Nacer en pandemia

Miguel Ángel Molina
María Ruiz, una de los bebés de la generación COVID | Foto: Miguel Ángel Molina

Se encuentra en la web ‘ARCHIVO COVID’. Se trata de una recopilación colectiva, ordenada por fechas y ciudades, de fotografías que se tomaron durante la pandemia. Su autor es Miguel Ángel Molina. Añade el día, 12 de mayo de 2020, y un pie de foto; “Parto en pleno confinamiento en Granada. María Ruiz, una de los bebés de la generación COVID, junto a su madre en el momento del parto”.

Los pliegues azules de la tela cubren el cuerpo de la mujer, el brazo del enfermero cierra el plano izquierdo de la fotografía; en el centro, la hija recién nacida tiene, igual que su madre, el cuerpo tapado. Se ve salir la mano que acaricia y se apoya sobre la mejilla. María siente la piel de su madre. Como si, desorientada, no quisiera herir, con extrema sensibilidad, posa únicamente su dedo índice. Lo maternal reside en la postura. Mira hacia arriba, es decir, mira el ambiente, la actividad que no vemos pero que se desarrolla alrededor de la camilla. Inspira protección. En cierta forma, observa por ella. Sus ojitos están cerrados. Siente el exterior a través del roce de la piel.

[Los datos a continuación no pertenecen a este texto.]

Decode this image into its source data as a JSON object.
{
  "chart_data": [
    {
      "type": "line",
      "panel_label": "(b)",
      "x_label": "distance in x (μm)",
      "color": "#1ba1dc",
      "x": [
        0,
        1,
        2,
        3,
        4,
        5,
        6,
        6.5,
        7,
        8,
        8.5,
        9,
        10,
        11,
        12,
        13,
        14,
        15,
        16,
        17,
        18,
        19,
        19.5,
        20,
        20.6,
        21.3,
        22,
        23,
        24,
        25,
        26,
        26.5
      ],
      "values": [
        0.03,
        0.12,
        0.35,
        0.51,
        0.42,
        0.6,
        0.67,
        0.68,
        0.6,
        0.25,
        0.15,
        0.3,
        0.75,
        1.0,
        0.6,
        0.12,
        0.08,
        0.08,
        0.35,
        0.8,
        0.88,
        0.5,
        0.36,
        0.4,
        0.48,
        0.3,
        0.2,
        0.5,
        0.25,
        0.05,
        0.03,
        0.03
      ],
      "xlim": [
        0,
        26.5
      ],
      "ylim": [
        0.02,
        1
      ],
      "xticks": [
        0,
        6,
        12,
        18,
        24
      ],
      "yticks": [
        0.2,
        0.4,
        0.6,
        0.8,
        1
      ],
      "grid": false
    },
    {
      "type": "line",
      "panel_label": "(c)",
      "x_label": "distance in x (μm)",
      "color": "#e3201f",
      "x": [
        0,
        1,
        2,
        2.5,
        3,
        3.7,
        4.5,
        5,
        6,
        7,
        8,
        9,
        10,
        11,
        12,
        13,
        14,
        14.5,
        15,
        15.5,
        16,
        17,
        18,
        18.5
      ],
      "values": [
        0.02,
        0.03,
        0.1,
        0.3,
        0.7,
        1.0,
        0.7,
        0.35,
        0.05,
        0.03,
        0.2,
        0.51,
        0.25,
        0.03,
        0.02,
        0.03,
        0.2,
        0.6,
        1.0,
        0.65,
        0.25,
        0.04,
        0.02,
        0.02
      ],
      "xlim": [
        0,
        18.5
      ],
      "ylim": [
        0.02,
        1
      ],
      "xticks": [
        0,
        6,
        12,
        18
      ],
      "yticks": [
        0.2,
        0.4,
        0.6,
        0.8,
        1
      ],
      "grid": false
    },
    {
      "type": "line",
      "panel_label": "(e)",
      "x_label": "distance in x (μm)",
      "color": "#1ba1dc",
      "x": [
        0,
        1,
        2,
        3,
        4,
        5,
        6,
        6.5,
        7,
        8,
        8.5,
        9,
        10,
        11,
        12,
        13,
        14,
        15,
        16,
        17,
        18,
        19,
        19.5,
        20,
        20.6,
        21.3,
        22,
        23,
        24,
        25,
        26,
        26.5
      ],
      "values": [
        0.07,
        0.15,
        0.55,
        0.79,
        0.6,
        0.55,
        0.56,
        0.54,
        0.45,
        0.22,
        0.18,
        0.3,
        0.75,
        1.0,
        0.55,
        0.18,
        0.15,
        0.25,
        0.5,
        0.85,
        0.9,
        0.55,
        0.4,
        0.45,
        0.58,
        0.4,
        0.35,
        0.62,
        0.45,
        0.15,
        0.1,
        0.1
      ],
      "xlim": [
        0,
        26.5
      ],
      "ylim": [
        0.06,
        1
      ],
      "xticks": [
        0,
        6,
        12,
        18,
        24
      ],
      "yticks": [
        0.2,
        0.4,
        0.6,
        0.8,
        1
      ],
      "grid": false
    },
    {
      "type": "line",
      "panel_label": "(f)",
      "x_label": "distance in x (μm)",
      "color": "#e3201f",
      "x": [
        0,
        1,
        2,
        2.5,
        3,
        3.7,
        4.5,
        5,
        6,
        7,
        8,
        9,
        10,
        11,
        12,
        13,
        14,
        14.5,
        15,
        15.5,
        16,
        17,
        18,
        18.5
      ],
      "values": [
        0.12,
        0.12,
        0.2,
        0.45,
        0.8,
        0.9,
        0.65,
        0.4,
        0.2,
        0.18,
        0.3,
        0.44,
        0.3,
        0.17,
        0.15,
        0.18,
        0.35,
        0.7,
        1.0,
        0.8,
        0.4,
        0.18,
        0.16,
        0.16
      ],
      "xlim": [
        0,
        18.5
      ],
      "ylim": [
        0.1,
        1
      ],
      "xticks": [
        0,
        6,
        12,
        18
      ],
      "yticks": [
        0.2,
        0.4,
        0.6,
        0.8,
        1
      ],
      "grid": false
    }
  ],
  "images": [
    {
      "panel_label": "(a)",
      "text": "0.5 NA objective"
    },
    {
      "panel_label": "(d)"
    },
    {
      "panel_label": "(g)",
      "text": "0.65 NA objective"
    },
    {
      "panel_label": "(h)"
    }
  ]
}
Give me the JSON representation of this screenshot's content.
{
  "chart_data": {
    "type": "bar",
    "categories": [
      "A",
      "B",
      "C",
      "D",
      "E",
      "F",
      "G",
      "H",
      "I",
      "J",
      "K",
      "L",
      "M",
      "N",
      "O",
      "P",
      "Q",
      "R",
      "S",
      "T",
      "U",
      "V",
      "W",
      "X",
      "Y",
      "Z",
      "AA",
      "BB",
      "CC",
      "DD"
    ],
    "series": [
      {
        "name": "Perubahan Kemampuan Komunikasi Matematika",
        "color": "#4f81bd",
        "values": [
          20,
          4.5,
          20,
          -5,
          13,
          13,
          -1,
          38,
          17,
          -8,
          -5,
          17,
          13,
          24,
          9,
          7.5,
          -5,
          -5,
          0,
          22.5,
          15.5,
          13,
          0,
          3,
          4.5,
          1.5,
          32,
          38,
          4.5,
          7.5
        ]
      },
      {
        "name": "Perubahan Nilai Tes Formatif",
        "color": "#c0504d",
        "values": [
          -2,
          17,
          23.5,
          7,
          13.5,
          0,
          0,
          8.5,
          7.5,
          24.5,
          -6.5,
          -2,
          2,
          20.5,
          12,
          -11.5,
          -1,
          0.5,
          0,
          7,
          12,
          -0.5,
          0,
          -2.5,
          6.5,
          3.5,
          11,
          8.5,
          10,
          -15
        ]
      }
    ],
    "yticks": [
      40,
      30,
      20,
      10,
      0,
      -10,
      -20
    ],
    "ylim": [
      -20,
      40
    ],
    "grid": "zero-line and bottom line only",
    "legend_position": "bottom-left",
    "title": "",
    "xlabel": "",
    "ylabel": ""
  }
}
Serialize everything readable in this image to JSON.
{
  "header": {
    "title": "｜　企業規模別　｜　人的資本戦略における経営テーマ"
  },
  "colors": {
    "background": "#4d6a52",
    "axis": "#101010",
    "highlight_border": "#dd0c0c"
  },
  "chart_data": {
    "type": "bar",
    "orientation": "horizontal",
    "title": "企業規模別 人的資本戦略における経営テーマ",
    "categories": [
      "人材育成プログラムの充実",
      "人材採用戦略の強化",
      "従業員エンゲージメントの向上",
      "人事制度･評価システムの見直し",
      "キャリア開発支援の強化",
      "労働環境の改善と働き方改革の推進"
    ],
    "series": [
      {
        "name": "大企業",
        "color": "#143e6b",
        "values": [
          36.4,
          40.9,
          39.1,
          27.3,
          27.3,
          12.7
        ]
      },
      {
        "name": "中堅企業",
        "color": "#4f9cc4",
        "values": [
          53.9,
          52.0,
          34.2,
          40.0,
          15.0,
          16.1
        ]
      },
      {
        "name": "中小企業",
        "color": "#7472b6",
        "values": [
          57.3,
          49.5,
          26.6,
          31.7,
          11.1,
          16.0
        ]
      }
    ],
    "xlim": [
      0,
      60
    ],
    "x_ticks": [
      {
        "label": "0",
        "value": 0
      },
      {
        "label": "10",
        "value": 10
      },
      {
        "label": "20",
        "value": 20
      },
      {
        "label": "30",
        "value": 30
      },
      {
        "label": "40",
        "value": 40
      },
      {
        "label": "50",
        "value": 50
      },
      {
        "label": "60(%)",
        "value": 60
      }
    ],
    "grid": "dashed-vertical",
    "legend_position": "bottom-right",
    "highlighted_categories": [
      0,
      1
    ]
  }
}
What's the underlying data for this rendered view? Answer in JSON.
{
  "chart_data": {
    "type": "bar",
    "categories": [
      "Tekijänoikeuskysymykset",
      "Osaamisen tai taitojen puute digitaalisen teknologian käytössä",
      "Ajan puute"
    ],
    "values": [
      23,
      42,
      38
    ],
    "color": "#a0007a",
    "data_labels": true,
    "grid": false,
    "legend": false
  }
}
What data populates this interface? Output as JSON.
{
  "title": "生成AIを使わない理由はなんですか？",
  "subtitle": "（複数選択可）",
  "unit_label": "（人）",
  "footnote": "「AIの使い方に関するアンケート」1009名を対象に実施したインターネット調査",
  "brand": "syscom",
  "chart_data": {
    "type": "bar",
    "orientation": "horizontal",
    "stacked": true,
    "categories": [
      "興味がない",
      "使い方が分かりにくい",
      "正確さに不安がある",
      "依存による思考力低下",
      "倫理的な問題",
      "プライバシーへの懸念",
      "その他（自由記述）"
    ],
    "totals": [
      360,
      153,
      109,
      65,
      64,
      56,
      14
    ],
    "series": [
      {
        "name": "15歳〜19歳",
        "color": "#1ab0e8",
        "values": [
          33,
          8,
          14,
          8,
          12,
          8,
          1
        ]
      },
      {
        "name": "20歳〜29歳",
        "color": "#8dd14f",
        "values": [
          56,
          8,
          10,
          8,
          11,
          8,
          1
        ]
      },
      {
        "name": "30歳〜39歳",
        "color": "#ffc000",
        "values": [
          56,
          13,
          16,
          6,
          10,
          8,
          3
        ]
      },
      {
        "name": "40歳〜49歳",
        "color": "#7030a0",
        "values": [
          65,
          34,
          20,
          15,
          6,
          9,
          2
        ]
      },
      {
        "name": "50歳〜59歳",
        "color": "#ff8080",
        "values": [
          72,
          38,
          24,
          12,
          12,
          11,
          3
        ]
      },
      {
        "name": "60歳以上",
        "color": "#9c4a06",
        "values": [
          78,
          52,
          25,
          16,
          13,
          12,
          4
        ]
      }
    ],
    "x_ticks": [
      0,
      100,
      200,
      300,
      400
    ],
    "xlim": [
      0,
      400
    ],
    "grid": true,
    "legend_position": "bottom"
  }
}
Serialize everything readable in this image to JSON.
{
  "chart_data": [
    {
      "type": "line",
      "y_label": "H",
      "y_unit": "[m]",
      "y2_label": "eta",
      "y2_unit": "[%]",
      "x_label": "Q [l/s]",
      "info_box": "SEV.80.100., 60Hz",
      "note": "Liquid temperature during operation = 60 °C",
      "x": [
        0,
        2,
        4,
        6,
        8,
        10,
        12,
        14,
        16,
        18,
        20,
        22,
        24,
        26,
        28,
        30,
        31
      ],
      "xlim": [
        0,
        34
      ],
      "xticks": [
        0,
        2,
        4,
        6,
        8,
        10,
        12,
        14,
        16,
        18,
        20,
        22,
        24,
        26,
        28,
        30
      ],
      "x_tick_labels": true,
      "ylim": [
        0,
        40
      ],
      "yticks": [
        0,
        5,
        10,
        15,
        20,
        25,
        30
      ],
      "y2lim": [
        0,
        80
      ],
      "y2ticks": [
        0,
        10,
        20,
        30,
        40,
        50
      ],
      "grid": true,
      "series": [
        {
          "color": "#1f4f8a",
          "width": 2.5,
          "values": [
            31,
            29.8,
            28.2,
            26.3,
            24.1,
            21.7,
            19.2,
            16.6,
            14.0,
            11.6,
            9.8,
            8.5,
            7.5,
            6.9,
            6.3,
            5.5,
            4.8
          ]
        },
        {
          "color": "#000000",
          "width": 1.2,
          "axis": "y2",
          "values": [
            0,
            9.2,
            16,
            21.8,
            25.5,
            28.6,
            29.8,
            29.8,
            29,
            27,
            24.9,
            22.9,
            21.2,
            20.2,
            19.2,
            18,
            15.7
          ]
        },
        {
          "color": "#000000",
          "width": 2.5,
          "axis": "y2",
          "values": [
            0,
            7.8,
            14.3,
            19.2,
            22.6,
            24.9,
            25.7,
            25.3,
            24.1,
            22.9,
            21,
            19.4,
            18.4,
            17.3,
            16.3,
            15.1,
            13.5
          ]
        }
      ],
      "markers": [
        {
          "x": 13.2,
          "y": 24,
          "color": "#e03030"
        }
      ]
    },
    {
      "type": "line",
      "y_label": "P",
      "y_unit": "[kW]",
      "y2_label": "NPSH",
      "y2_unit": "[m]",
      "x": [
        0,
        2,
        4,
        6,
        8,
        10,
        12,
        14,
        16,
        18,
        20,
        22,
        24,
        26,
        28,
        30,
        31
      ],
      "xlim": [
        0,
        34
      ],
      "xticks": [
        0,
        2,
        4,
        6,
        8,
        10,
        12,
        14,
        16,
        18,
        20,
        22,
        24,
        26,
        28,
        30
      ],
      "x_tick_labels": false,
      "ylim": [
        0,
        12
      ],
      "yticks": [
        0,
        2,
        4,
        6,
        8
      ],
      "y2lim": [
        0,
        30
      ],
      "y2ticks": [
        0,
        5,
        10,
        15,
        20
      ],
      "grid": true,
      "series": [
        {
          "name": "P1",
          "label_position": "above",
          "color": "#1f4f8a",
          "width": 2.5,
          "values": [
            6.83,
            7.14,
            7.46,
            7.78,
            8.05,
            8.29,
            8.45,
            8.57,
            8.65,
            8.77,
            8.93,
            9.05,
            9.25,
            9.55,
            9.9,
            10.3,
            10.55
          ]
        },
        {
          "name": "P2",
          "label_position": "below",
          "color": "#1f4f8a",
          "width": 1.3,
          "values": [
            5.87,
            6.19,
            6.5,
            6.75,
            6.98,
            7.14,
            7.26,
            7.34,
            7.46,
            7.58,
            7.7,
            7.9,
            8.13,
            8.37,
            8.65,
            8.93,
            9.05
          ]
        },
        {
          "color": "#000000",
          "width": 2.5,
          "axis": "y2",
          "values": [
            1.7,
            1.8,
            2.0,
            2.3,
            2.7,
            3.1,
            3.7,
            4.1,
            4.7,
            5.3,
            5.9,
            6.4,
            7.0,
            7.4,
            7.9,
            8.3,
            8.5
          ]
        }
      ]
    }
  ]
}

Tácito tacto el del dedo; aunque para la niña recién nacida, resultaría ser un total, el reverbero del mundo; lo nuevo que se acerca y la toca haciéndose cuerpo con cuerpo. La madre delimita la extensión de su vida, haciéndola sabedora de sí misma y creando una película calurosa que recorre y se sedimenta en la piel de María. María bebé. María en el tacto. María primerísima e inconsciente de lo que significó nacer en mayo de 2020, ingenua de lo que recibe; la herencia que se realiza en la piel y que es la congoja e incertidumbre de su madre haciéndose protección, recogimiento. Dedo índice que con vitalidad besa y busca las mejillas, la nariz, la boca; la tranquilidad, el consuelo de sí mismo… Contacto tierno y radical, principio de lo que esencialmente hay entre una madre y una hija; el amor temprano, nunca solicitado ni requirente, lo que se ha atendido en llamar incondicional y que desde esta fotografía, se comprueba, es la vida que nace y quiere expandirse y que con resignación recibe a la madre que, extasiada, quiere.

Entonces, María, que nació en Granada en el final del primer confinamiento, experimenta lo que es el mundo por primera vez en la figura materna. Se supone que dentro de ciertos años ella verá la fotografía y sus padres le narrarán lo ocurrido; cómo finalmente las cosas salieron de determinada forma y que por eso ella está aquí. María. María mirará la foto bien, se acercará, curiosa, una mano verá salir cuidadosamente del manto azul, y se fijará en que la toca. Quizá entonces se emocione y dirá entender muchas cosas. Sintiéndose afortunada y agradecida. En el fondo, experimentará un hondo consuelo, viéndose arropada y percatándose de la protección que entonces tenía y que posiblemente mantiene. Como un alivio del que no se es del todo consciente. Y para el que bastará pensar en que durante aquella época, donde se veían las calles vacías, y la gente confinada, afuera debió hacer mucho frío.